I like feathers! I made this one day when I was playing around with the idea of hand drawn patterns. I hoped to suggest that they are floating along in the air.
Almost all of the characters in your art wear hooded jumpsuits. Have you ever made anything similar to that in real life?
I haven’t made a jumpsuit, but I do have a life size paper sculpture of a character that I am showing in my next show at Together Gallery. Its not quite ready for pictures, but I am excited to show it around when it is done. I call it my “friend” and sometimes I hold its hand—ha ha.
What’s a day in the life of Betsy Walton?
I work from my home studio. I wake up around 5 am to the cat alarm. One of our cats is very set in his ways, he insists on going outside at 5, and we indulge him. Then I go back to bed for a couple hours. After breakfast, I drift into the studio and check email, get lost in the computer for a while, and then roll over to my drawing desk to start painting if I am lucky. I usually have one or two days a week that are spent shipping, emailing, and organizing things. I break for lunch. I try to get some exercise and fresh air in the middle of the day if possible. Depending on my work load, I usually wrap up my work day around 6 or 7. I try to reserve my evenings for spending time with my husband and/or friends, etc, but I usually end up working late one or two evenings a week.
Do you have any rituals you do before shows, or before you start a piece that others might think is odd?
I think I am pretty boring in these areas. I like to queue up lots of listening material before I work and make a cup of tea. Depending on the stage of a project, I like to organize my desk a little before I get started. It usually ends up a mess by the end of the day. I do like to make sure my feet are comfortable, maybe that is odd — l only like to wear sneakers or slippers while I am painting.

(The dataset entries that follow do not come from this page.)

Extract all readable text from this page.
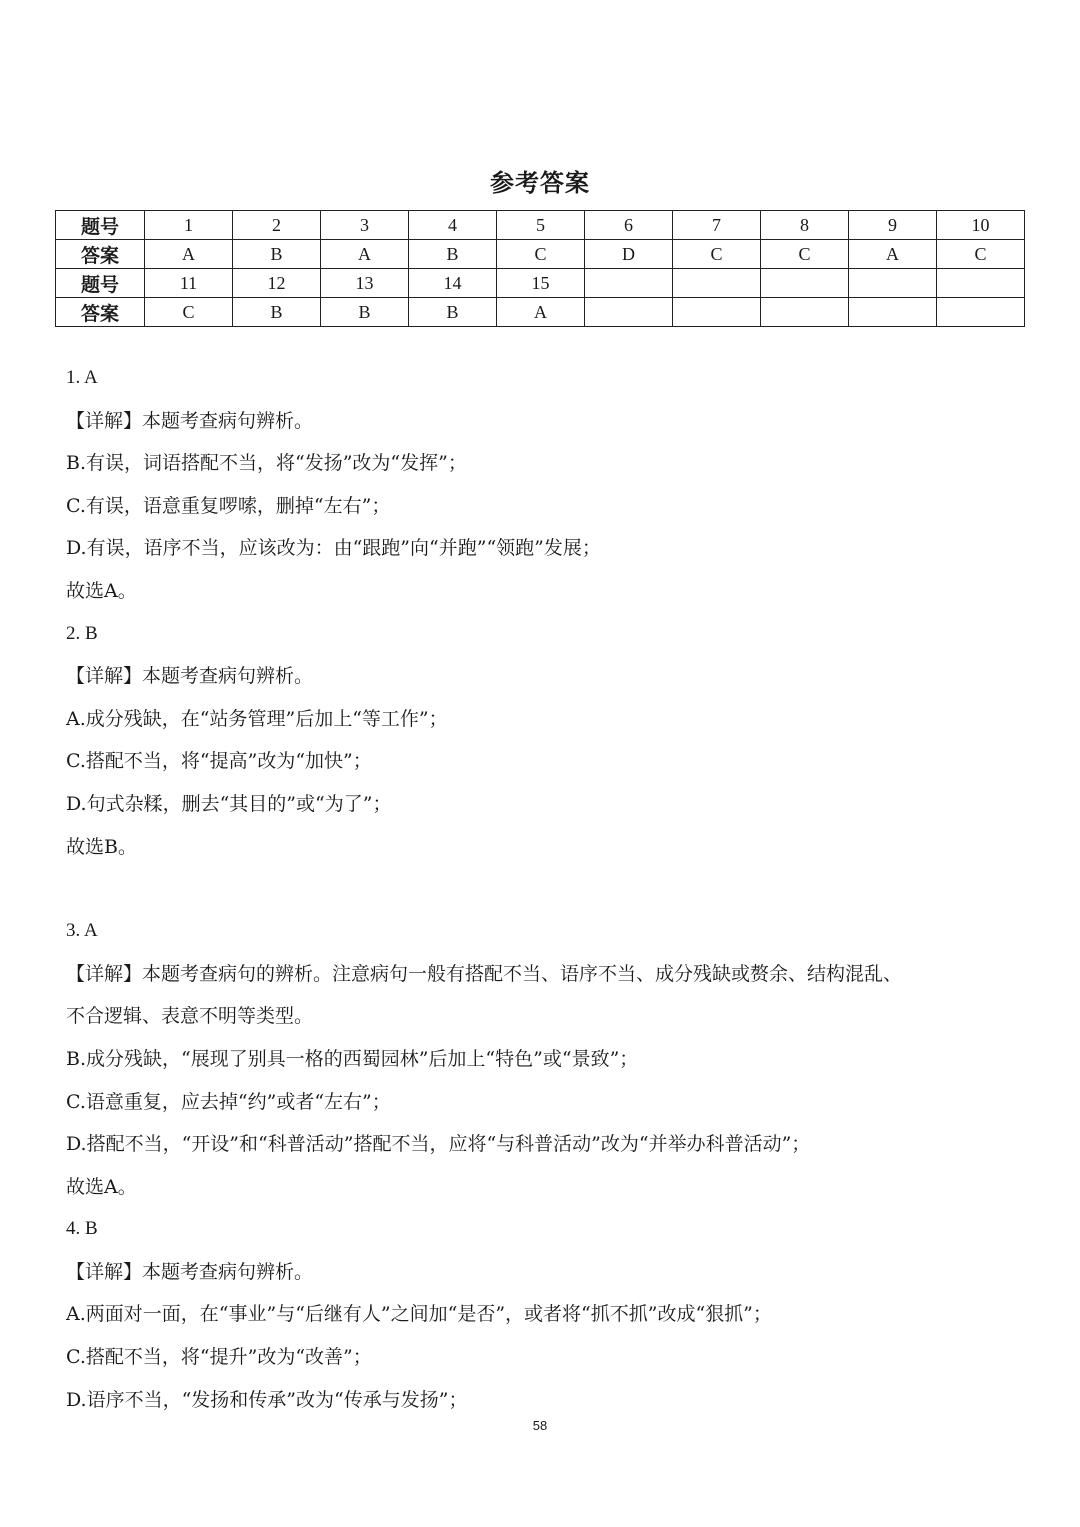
参考答案
题号	1	2	3	4	5	6	7	8	9	10
答案	A	B	A	B	C	D	C	C	A	C
题号	11	12	13	14	15					
答案	C	B	B	B	A					
1. A
【详解】本题考查病句辨析。
B.有误，词语搭配不当，将“发扬”改为“发挥”；
C.有误，语意重复啰嗦，删掉“左右”；
D.有误，语序不当，应该改为：由“跟跑”向“并跑”“领跑”发展；
故选A。
2. B
【详解】本题考查病句辨析。
A.成分残缺，在“站务管理”后加上“等工作”；
C.搭配不当，将“提高”改为“加快”；
D.句式杂糅，删去“其目的”或“为了”；
故选B。
3. A
【详解】本题考查病句的辨析。注意病句一般有搭配不当、语序不当、成分残缺或赘余、结构混乱、
不合逻辑、表意不明等类型。
B.成分残缺，“展现了别具一格的西蜀园林”后加上“特色”或“景致”；
C.语意重复，应去掉“约”或者“左右”；
D.搭配不当，“开设”和“科普活动”搭配不当，应将“与科普活动”改为“并举办科普活动”；
故选A。
4. B
【详解】本题考查病句辨析。
A.两面对一面，在“事业”与“后继有人”之间加“是否”，或者将“抓不抓”改成“狠抓”；
C.搭配不当，将“提升”改为“改善”；
D.语序不当，“发扬和传承”改为“传承与发扬”；
58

How do you know when a piece is finished?
I usually stop when I don’t see anything that I want to add or change. Or, I realize I have taken the idea of the piece as far as I want to go with it, and its time to move on to something new. I try to do the best I can to finish each piece, but sometimes they end up in the unresolved drawer. I look back at these pieces sometimes to pick up little ideas I can re-use.
Thanks for your time Betsy!
My pleasure, thanks for your interest in my work!